La Riba

13/08/2015 - 23:00 Javier del Castillo

Escenarios de la infancia. Imágenes difusas, recuperadas con increíble nitidez después de tantos años. Paisajes queridos, territorios entrañables, en los que me sumerjo ahora desde el silencio de una mañana de agosto, al avistar en el horizonte, entre Riosalido y La Barbolla, la silueta del viejo castillo. El perfil inconfundible de esa fortaleza a la que trepaba de niño y en la que excavaba, convencido de encontrar monedas o huevos de oro. Desde lo más alto de esa montaña, con dientes de sierra, se divisa el valle del Río Salado, los tejados rojizos de Riba de Santiuste y el trazado de la Calle Real, en la que yo nací. También pueden verse a lo lejos las arboledas que esconden lo que queda de dos pequeños núcleos poblacionales, Querencia y Tobes. Y, un poco más lejos, aunque con más vida,Sienes, uno de los destinos habituales en las primeras excursiones de mi infancia. Pero el destino elegido para la excursión de esta mañana, aprovechando la brisa fresca que ha dejado la tormenta del día anterior, no es ningún pueblo de los alrededores, sino el huerto de la Tía Pelona: aquel pequeño y deseado paraíso de mi infancia, en medio del monte, con sus árboles frutales – cerezos, perales, ciruelos y parras –, aquel oasis al que íbamos a parar después de la noche de San Juan, tras recorrer varios kilómetros por las veredas del barranco de Valdearcos. Dejo atrás las parideras de La Viña, por cuyas praderas corrí de chaval y donde los corderos llevaban nombres de jugadores del Real Madrid de entonces - Pirri, Zoco, De Felipe, Amancio, Velázquez o Grosso – para adentrarme por Valdearcos, sin hacer demasiado ruido.

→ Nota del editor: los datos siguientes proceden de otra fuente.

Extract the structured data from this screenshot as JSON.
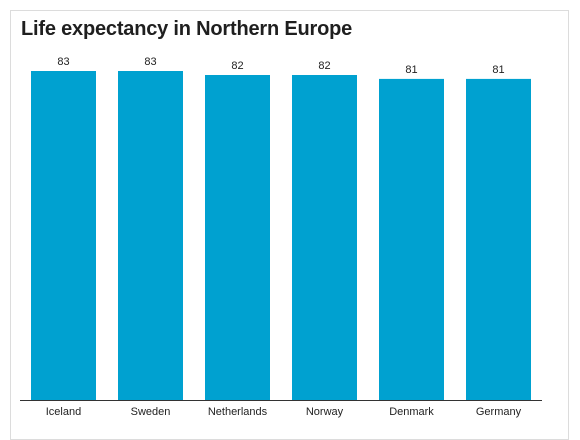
{
  "chart_data": {
    "type": "bar",
    "title": "Life expectancy in Northern Europe",
    "categories": [
      "Iceland",
      "Sweden",
      "Netherlands",
      "Norway",
      "Denmark",
      "Germany"
    ],
    "values": [
      83,
      83,
      82,
      82,
      81,
      81
    ],
    "xlabel": "",
    "ylabel": "",
    "ylim": [
      0,
      83
    ],
    "grid": false,
    "legend": "none",
    "bar_color": "#00a1d0"
  }
}
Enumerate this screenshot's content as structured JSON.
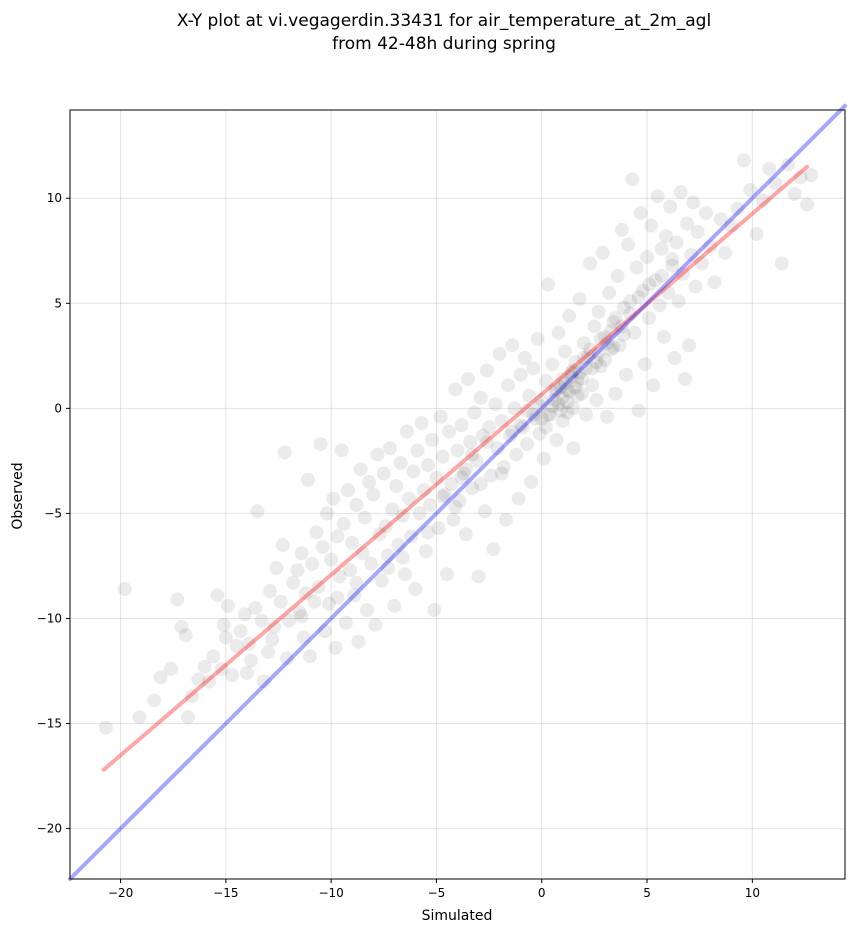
{
  "chart_data": {
    "type": "scatter",
    "title_line1": "X-Y plot at vi.vegagerdin.33431 for air_temperature_at_2m_agl",
    "title_line2": "from 42-48h during spring",
    "xlabel": "Simulated",
    "ylabel": "Observed",
    "xlim": [
      -22.4,
      14.4
    ],
    "ylim": [
      -22.4,
      14.2
    ],
    "xticks": [
      -20,
      -15,
      -10,
      -5,
      0,
      5,
      10
    ],
    "yticks": [
      -20,
      -15,
      -10,
      -5,
      0,
      5,
      10
    ],
    "xtick_labels": [
      "−20",
      "−15",
      "−10",
      "−5",
      "0",
      "5",
      "10"
    ],
    "ytick_labels": [
      "−20",
      "−15",
      "−10",
      "−5",
      "0",
      "5",
      "10"
    ],
    "grid": true,
    "point_color": "#000000",
    "point_opacity": 0.08,
    "points": [
      [
        -20.7,
        -15.2
      ],
      [
        -19.8,
        -8.6
      ],
      [
        -19.1,
        -14.7
      ],
      [
        -18.4,
        -13.9
      ],
      [
        -18.1,
        -12.8
      ],
      [
        -17.6,
        -12.4
      ],
      [
        -17.3,
        -9.1
      ],
      [
        -17.1,
        -10.4
      ],
      [
        -16.9,
        -10.8
      ],
      [
        -16.8,
        -14.7
      ],
      [
        -16.6,
        -13.7
      ],
      [
        -16.3,
        -12.9
      ],
      [
        -16.0,
        -12.3
      ],
      [
        -15.8,
        -13.0
      ],
      [
        -15.6,
        -11.8
      ],
      [
        -15.4,
        -8.9
      ],
      [
        -15.2,
        -12.4
      ],
      [
        -15.1,
        -10.3
      ],
      [
        -15.0,
        -10.9
      ],
      [
        -14.9,
        -9.4
      ],
      [
        -14.7,
        -12.7
      ],
      [
        -14.5,
        -11.3
      ],
      [
        -14.3,
        -10.6
      ],
      [
        -14.1,
        -9.8
      ],
      [
        -13.9,
        -11.2
      ],
      [
        -13.8,
        -12.0
      ],
      [
        -13.6,
        -9.5
      ],
      [
        -13.5,
        -4.9
      ],
      [
        -13.3,
        -10.1
      ],
      [
        -13.2,
        -13.0
      ],
      [
        -13.0,
        -11.6
      ],
      [
        -12.9,
        -8.7
      ],
      [
        -12.7,
        -10.4
      ],
      [
        -12.6,
        -7.6
      ],
      [
        -12.4,
        -9.2
      ],
      [
        -12.3,
        -6.5
      ],
      [
        -12.2,
        -2.1
      ],
      [
        -12.1,
        -11.9
      ],
      [
        -12.0,
        -10.1
      ],
      [
        -11.8,
        -8.3
      ],
      [
        -11.6,
        -7.7
      ],
      [
        -11.5,
        -9.7
      ],
      [
        -11.4,
        -6.9
      ],
      [
        -11.3,
        -10.9
      ],
      [
        -11.2,
        -8.8
      ],
      [
        -11.1,
        -3.4
      ],
      [
        -11.0,
        -11.8
      ],
      [
        -10.9,
        -7.4
      ],
      [
        -10.8,
        -9.2
      ],
      [
        -10.7,
        -5.9
      ],
      [
        -10.6,
        -8.5
      ],
      [
        -10.5,
        -1.7
      ],
      [
        -10.4,
        -6.6
      ],
      [
        -10.3,
        -10.6
      ],
      [
        -10.2,
        -5.0
      ],
      [
        -10.1,
        -9.3
      ],
      [
        -10.0,
        -7.2
      ],
      [
        -9.9,
        -4.3
      ],
      [
        -9.8,
        -11.4
      ],
      [
        -9.7,
        -6.1
      ],
      [
        -9.6,
        -8.0
      ],
      [
        -9.5,
        -2.0
      ],
      [
        -9.4,
        -5.5
      ],
      [
        -9.3,
        -10.2
      ],
      [
        -9.2,
        -3.9
      ],
      [
        -9.1,
        -7.7
      ],
      [
        -9.0,
        -6.4
      ],
      [
        -8.9,
        -8.9
      ],
      [
        -8.8,
        -4.6
      ],
      [
        -8.7,
        -11.1
      ],
      [
        -8.6,
        -2.9
      ],
      [
        -8.5,
        -6.9
      ],
      [
        -8.4,
        -5.2
      ],
      [
        -8.3,
        -9.6
      ],
      [
        -8.2,
        -3.5
      ],
      [
        -8.1,
        -7.4
      ],
      [
        -8.0,
        -4.1
      ],
      [
        -7.9,
        -10.3
      ],
      [
        -7.8,
        -2.2
      ],
      [
        -7.7,
        -6.0
      ],
      [
        -7.6,
        -8.2
      ],
      [
        -7.5,
        -3.1
      ],
      [
        -7.4,
        -5.6
      ],
      [
        -7.3,
        -7.0
      ],
      [
        -7.2,
        -1.9
      ],
      [
        -7.1,
        -4.8
      ],
      [
        -7.0,
        -9.4
      ],
      [
        -6.9,
        -3.7
      ],
      [
        -6.8,
        -6.5
      ],
      [
        -6.7,
        -2.6
      ],
      [
        -6.6,
        -5.1
      ],
      [
        -6.5,
        -7.9
      ],
      [
        -6.4,
        -1.1
      ],
      [
        -6.3,
        -4.3
      ],
      [
        -6.2,
        -6.1
      ],
      [
        -6.1,
        -3.0
      ],
      [
        -6.0,
        -8.6
      ],
      [
        -5.9,
        -2.0
      ],
      [
        -5.8,
        -5.0
      ],
      [
        -5.7,
        -0.7
      ],
      [
        -5.6,
        -3.9
      ],
      [
        -5.5,
        -6.8
      ],
      [
        -5.4,
        -2.7
      ],
      [
        -5.3,
        -4.6
      ],
      [
        -5.2,
        -1.5
      ],
      [
        -5.1,
        -9.6
      ],
      [
        -5.0,
        -3.3
      ],
      [
        -4.9,
        -5.7
      ],
      [
        -4.8,
        -0.4
      ],
      [
        -4.7,
        -2.3
      ],
      [
        -4.6,
        -4.1
      ],
      [
        -4.5,
        -7.9
      ],
      [
        -4.4,
        -1.1
      ],
      [
        -4.3,
        -3.6
      ],
      [
        -4.2,
        -5.3
      ],
      [
        -4.1,
        0.9
      ],
      [
        -4.0,
        -2.0
      ],
      [
        -3.9,
        -4.4
      ],
      [
        -3.8,
        -0.8
      ],
      [
        -3.7,
        -3.1
      ],
      [
        -3.6,
        -6.0
      ],
      [
        -3.5,
        1.4
      ],
      [
        -3.4,
        -1.6
      ],
      [
        -3.3,
        -3.8
      ],
      [
        -3.2,
        -0.2
      ],
      [
        -3.1,
        -2.5
      ],
      [
        -3.0,
        -8.0
      ],
      [
        -2.9,
        0.5
      ],
      [
        -2.8,
        -1.3
      ],
      [
        -2.7,
        -4.9
      ],
      [
        -2.6,
        1.8
      ],
      [
        -2.5,
        -0.9
      ],
      [
        -2.4,
        -3.2
      ],
      [
        -2.3,
        -6.7
      ],
      [
        -2.2,
        0.2
      ],
      [
        -2.1,
        -1.9
      ],
      [
        -2.0,
        2.6
      ],
      [
        -1.9,
        -0.6
      ],
      [
        -1.8,
        -2.8
      ],
      [
        -1.7,
        -5.3
      ],
      [
        -1.6,
        1.1
      ],
      [
        -1.5,
        -1.3
      ],
      [
        -1.4,
        3.0
      ],
      [
        -1.3,
        0.0
      ],
      [
        -1.2,
        -2.2
      ],
      [
        -1.1,
        -4.3
      ],
      [
        -1.0,
        1.6
      ],
      [
        -0.9,
        -0.9
      ],
      [
        -0.8,
        2.4
      ],
      [
        -0.7,
        -1.7
      ],
      [
        -0.6,
        0.6
      ],
      [
        -0.5,
        -3.5
      ],
      [
        -0.4,
        1.9
      ],
      [
        -0.3,
        -0.5
      ],
      [
        -0.2,
        3.3
      ],
      [
        -0.1,
        -1.2
      ],
      [
        0.0,
        0.4
      ],
      [
        0.1,
        -2.4
      ],
      [
        0.2,
        1.3
      ],
      [
        0.3,
        5.9
      ],
      [
        0.4,
        -0.3
      ],
      [
        0.5,
        2.1
      ],
      [
        0.6,
        0.8
      ],
      [
        0.7,
        -1.5
      ],
      [
        0.8,
        3.6
      ],
      [
        0.9,
        1.0
      ],
      [
        1.0,
        -0.6
      ],
      [
        1.1,
        2.7
      ],
      [
        1.2,
        0.3
      ],
      [
        1.3,
        4.4
      ],
      [
        1.4,
        1.7
      ],
      [
        1.5,
        -1.9
      ],
      [
        1.6,
        2.2
      ],
      [
        1.7,
        0.6
      ],
      [
        1.8,
        5.2
      ],
      [
        1.9,
        1.4
      ],
      [
        2.0,
        3.1
      ],
      [
        2.1,
        -0.3
      ],
      [
        2.2,
        2.5
      ],
      [
        2.3,
        6.9
      ],
      [
        2.4,
        1.1
      ],
      [
        2.5,
        3.9
      ],
      [
        2.6,
        0.4
      ],
      [
        2.7,
        4.6
      ],
      [
        2.8,
        2.0
      ],
      [
        2.9,
        7.4
      ],
      [
        3.0,
        3.4
      ],
      [
        3.1,
        -0.4
      ],
      [
        3.2,
        5.5
      ],
      [
        3.3,
        2.8
      ],
      [
        3.4,
        4.1
      ],
      [
        3.5,
        0.7
      ],
      [
        3.6,
        6.3
      ],
      [
        3.7,
        3.0
      ],
      [
        3.8,
        8.5
      ],
      [
        3.9,
        4.8
      ],
      [
        4.0,
        1.6
      ],
      [
        4.1,
        7.8
      ],
      [
        4.2,
        5.1
      ],
      [
        4.3,
        10.9
      ],
      [
        4.4,
        3.6
      ],
      [
        4.5,
        6.7
      ],
      [
        4.6,
        -0.1
      ],
      [
        4.7,
        9.3
      ],
      [
        4.8,
        5.6
      ],
      [
        4.9,
        2.1
      ],
      [
        5.0,
        7.2
      ],
      [
        5.1,
        4.3
      ],
      [
        5.2,
        8.7
      ],
      [
        5.3,
        1.1
      ],
      [
        5.4,
        6.1
      ],
      [
        5.5,
        10.1
      ],
      [
        5.6,
        4.9
      ],
      [
        5.7,
        7.6
      ],
      [
        5.8,
        3.4
      ],
      [
        5.9,
        8.2
      ],
      [
        6.0,
        5.5
      ],
      [
        6.1,
        9.6
      ],
      [
        6.2,
        6.8
      ],
      [
        6.3,
        2.4
      ],
      [
        6.4,
        7.9
      ],
      [
        6.5,
        5.1
      ],
      [
        6.6,
        10.3
      ],
      [
        6.7,
        6.4
      ],
      [
        6.8,
        1.4
      ],
      [
        6.9,
        8.8
      ],
      [
        7.0,
        3.0
      ],
      [
        7.1,
        7.3
      ],
      [
        7.2,
        9.8
      ],
      [
        7.3,
        5.8
      ],
      [
        7.4,
        8.4
      ],
      [
        7.6,
        6.9
      ],
      [
        7.8,
        9.3
      ],
      [
        8.0,
        7.7
      ],
      [
        8.2,
        6.0
      ],
      [
        8.5,
        9.0
      ],
      [
        8.7,
        7.4
      ],
      [
        9.0,
        8.7
      ],
      [
        9.3,
        9.5
      ],
      [
        9.6,
        11.8
      ],
      [
        9.9,
        10.4
      ],
      [
        10.2,
        8.3
      ],
      [
        10.5,
        9.9
      ],
      [
        10.8,
        11.4
      ],
      [
        11.1,
        10.7
      ],
      [
        11.4,
        6.9
      ],
      [
        11.7,
        11.6
      ],
      [
        12.0,
        10.2
      ],
      [
        12.3,
        11.0
      ],
      [
        12.6,
        9.7
      ],
      [
        12.8,
        11.1
      ],
      [
        -14.0,
        -12.6
      ],
      [
        -9.7,
        -9.0
      ],
      [
        -7.3,
        -7.6
      ],
      [
        -6.6,
        -7.1
      ],
      [
        -4.1,
        -4.7
      ],
      [
        -3.6,
        -2.9
      ],
      [
        -2.9,
        -3.6
      ],
      [
        -1.9,
        -3.1
      ],
      [
        -0.7,
        -0.1
      ],
      [
        0.2,
        -0.9
      ],
      [
        0.5,
        0.1
      ],
      [
        0.7,
        0.9
      ],
      [
        0.8,
        0.2
      ],
      [
        1.0,
        0.5
      ],
      [
        1.1,
        1.2
      ],
      [
        1.2,
        -0.2
      ],
      [
        1.3,
        0.8
      ],
      [
        1.4,
        1.5
      ],
      [
        1.5,
        0.0
      ],
      [
        1.6,
        1.0
      ],
      [
        1.8,
        1.7
      ],
      [
        1.9,
        0.7
      ],
      [
        2.1,
        1.9
      ],
      [
        2.3,
        2.8
      ],
      [
        2.6,
        2.2
      ],
      [
        2.8,
        3.3
      ],
      [
        3.0,
        2.3
      ],
      [
        3.3,
        3.7
      ],
      [
        3.5,
        4.3
      ],
      [
        3.8,
        3.9
      ],
      [
        4.2,
        4.5
      ],
      [
        4.6,
        5.3
      ],
      [
        5.1,
        5.9
      ],
      [
        5.7,
        6.3
      ],
      [
        6.2,
        7.1
      ],
      [
        -8.8,
        -8.3
      ],
      [
        -11.4,
        -9.9
      ],
      [
        -12.8,
        -11.0
      ],
      [
        -5.4,
        -5.9
      ],
      [
        -4.7,
        -4.2
      ],
      [
        -3.8,
        -3.3
      ],
      [
        -3.3,
        -2.2
      ],
      [
        -2.6,
        -1.6
      ],
      [
        -1.4,
        -1.1
      ],
      [
        -1.0,
        -0.8
      ],
      [
        -0.4,
        -0.3
      ],
      [
        -0.1,
        0.1
      ],
      [
        0.0,
        -0.5
      ],
      [
        0.3,
        -0.3
      ],
      [
        0.6,
        0.4
      ],
      [
        0.9,
        -0.1
      ],
      [
        1.0,
        1.4
      ],
      [
        1.2,
        0.9
      ],
      [
        1.5,
        1.8
      ],
      [
        1.7,
        1.3
      ],
      [
        2.0,
        2.4
      ],
      [
        2.4,
        1.9
      ],
      [
        2.7,
        2.6
      ],
      [
        3.1,
        3.1
      ],
      [
        3.4,
        2.9
      ],
      [
        3.9,
        3.5
      ]
    ],
    "series": [
      {
        "values": [
          [
            -20.8,
            -17.2
          ],
          [
            12.6,
            11.5
          ]
        ],
        "color": "#ff0000",
        "opacity": 0.35
      },
      {
        "values": [
          [
            -22.4,
            -22.4
          ],
          [
            14.4,
            14.4
          ]
        ],
        "color": "#0000ff",
        "opacity": 0.35
      }
    ]
  }
}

No quiero levantar a los buitres de sus buitreras Me apena no ver abejarucos multicolores, de aquellos que hacían los nidos en los ribazos arenosos, aunque albergo por un instante la sensación de que los estoy viendo sobrevolar por encima de las encinas y las estepas. Tampoco veo perdices, ni conejos, pero sí un par de corzos asomados a las pozas del arroyo. El huerto de la Tía Pelona sigue en su sitio, aunque abandonado. Escondido entre la maleza que se ha adueñado ahora de esta tierra de silencios y ausencias. Arranco un poco de tomillo y me froto las manos. Luego, me dejo seducir y atrapar por los olores de ese tiempo lejano.